特別児童扶養手当とは、精神または身体に一定以上の障害のある二十歳未満の児童を家庭で監護し養育している父母などに対して支給される手当をいう。障害のある児童の福祉の増進を図ることを目的とし、国の制度として支給される。
障害のある子どもを育てる家庭は、療育や通院などで通常以上の負担を抱えることが少なくない。特別児童扶養手当は、こうした家庭の経済的な負担を軽くし、障害のある児童の福祉を支えるために支給される手当である。

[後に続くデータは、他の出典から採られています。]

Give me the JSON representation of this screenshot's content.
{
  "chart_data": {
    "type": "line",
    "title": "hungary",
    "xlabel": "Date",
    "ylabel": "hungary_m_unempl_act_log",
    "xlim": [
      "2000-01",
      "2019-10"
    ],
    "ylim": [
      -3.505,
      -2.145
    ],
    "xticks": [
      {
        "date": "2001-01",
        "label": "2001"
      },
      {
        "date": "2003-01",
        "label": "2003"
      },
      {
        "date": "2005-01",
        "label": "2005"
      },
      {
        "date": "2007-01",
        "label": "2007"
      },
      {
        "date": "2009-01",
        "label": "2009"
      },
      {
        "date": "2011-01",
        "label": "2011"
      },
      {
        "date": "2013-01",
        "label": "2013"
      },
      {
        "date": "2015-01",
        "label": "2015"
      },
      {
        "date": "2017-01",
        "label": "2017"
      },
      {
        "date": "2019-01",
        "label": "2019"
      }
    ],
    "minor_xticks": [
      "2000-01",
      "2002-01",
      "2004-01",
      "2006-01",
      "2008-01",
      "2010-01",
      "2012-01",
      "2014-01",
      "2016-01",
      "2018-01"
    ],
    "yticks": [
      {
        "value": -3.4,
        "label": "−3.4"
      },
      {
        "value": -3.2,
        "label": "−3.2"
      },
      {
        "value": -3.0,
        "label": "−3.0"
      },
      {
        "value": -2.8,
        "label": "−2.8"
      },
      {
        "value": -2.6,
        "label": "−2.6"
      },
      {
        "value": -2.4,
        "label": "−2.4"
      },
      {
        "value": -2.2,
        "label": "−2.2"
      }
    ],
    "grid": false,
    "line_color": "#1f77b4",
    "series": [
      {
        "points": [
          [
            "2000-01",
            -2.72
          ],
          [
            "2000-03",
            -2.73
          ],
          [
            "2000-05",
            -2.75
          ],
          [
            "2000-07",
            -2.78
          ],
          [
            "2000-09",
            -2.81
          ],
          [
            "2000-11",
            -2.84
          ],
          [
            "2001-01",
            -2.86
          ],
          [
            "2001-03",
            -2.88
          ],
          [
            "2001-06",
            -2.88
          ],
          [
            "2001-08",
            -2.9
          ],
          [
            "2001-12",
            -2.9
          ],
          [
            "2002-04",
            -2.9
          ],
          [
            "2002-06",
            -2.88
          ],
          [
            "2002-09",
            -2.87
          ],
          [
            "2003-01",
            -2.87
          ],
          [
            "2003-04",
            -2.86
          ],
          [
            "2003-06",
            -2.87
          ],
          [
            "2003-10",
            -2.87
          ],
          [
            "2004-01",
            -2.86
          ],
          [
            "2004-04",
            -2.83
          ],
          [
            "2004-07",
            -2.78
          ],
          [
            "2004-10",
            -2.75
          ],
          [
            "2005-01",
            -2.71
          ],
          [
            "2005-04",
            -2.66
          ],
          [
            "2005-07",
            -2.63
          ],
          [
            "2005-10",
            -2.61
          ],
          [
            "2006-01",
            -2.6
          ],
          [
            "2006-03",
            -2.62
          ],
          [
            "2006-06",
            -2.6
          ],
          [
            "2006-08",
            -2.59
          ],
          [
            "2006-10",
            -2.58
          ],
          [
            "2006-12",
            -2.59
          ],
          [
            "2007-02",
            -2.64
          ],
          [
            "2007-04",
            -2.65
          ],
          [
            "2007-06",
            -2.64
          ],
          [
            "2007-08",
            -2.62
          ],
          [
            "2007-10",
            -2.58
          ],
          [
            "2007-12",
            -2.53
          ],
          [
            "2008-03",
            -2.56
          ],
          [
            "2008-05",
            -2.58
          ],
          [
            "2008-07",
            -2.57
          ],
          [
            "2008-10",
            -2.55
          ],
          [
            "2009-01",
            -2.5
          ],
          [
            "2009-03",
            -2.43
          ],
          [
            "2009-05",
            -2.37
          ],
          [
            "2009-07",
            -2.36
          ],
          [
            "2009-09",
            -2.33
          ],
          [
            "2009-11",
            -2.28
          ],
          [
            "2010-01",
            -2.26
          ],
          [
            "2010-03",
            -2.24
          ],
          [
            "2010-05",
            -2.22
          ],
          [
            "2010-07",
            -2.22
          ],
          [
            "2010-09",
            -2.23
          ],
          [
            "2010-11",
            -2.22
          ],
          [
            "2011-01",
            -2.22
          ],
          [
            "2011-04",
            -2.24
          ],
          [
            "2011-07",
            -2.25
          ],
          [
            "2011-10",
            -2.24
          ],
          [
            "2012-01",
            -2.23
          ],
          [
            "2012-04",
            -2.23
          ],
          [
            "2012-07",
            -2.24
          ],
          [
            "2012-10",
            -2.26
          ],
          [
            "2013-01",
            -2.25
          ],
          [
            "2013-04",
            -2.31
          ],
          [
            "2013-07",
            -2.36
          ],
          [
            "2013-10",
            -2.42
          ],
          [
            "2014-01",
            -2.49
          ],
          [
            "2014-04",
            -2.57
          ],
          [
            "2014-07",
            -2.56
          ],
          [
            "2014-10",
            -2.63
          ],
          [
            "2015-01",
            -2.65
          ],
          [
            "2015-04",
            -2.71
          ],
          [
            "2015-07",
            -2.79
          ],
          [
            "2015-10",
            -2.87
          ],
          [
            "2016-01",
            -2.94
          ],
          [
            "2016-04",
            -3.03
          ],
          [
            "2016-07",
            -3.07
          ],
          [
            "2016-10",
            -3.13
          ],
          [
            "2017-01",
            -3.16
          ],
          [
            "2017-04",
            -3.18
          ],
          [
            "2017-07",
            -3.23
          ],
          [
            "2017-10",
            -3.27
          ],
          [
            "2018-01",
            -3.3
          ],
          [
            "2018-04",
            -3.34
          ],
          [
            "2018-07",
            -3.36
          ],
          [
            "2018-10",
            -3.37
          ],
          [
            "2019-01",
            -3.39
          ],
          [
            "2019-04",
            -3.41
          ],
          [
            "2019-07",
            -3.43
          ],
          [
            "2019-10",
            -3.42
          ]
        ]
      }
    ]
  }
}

対象となるのは、精神または身体に一定以上の障害のある二十歳未満の児童を、家庭で監護し養育している父母や養育者である。障害の程度に応じて手当の額が定められ、受給者や配偶者などの所得が一定額を超えると支給が制限される。ひとり親家庭などを対象とする児童扶養手当が、親の状況に着目して支給されるのに対し、特別児童扶養手当は、児童の障害に着目して支給される点に違いがある。申請は住所地の市町村の窓口で受け付けられるが、制度自体は国が定めるもので、障害のある子どもを育てる家庭を全国共通の仕組みで支える役割を担っている。
児童扶養手当との違い
名称が似ている特別児童扶養手当と児童扶養手当は、目的も対象も異なる別の制度である。児童扶養手当は、父母の離婚などによってひとり親となった家庭の児童などを対象とし、親が一人で子を養育する状況に着目して、生活の安定と自立を支えるために支給される。これに対し特別児童扶養手当は、障害のある児童を対象とし、その障害に着目して、養育する家庭の負担を軽くするために支給される。したがって、ひとり親であるかどうかは特別児童扶養手当の支給の要件ではなく、両親のそろった家庭でも、児童に一定以上の障害があれば対象となりうる。逆に、障害のないひとり親家庭の児童は児童扶養手当の対象となるが特別児童扶養手当の対象とはならない。両者は要件が異なるため、状況によっては両方の手当を受けられる場合もある。名称の類似から混同されやすいが、何に着目した手当かを区別することが重要である。
関連する手当との重なり
障害のある児童やその家庭を支える手当には、特別児童扶養手当のほかにいくつかの制度があり、それぞれ対象や支給の主体が異なる。重度の障害があって日常生活に常時の介護を要する二十歳未満の児童本人に対しては、障害児福祉手当が支給される。これは児童本人に支給される点で、養育者に支給される特別児童扶養手当と異なる。さらに、二十歳以上で重度の障害のある人には特別障害者手当があるなど、年齢や障害の程度に応じて異なる手当が用意されている。これらは要件を満たせば併せて受けられるものもあり、障害のある子どもを育てる家庭にとっては、どの手当の対象となるかを把握することが、受けられる支援を漏らさないために重要となる。窓口では、これらの手当を含めて利用できる制度を案内することが求められる。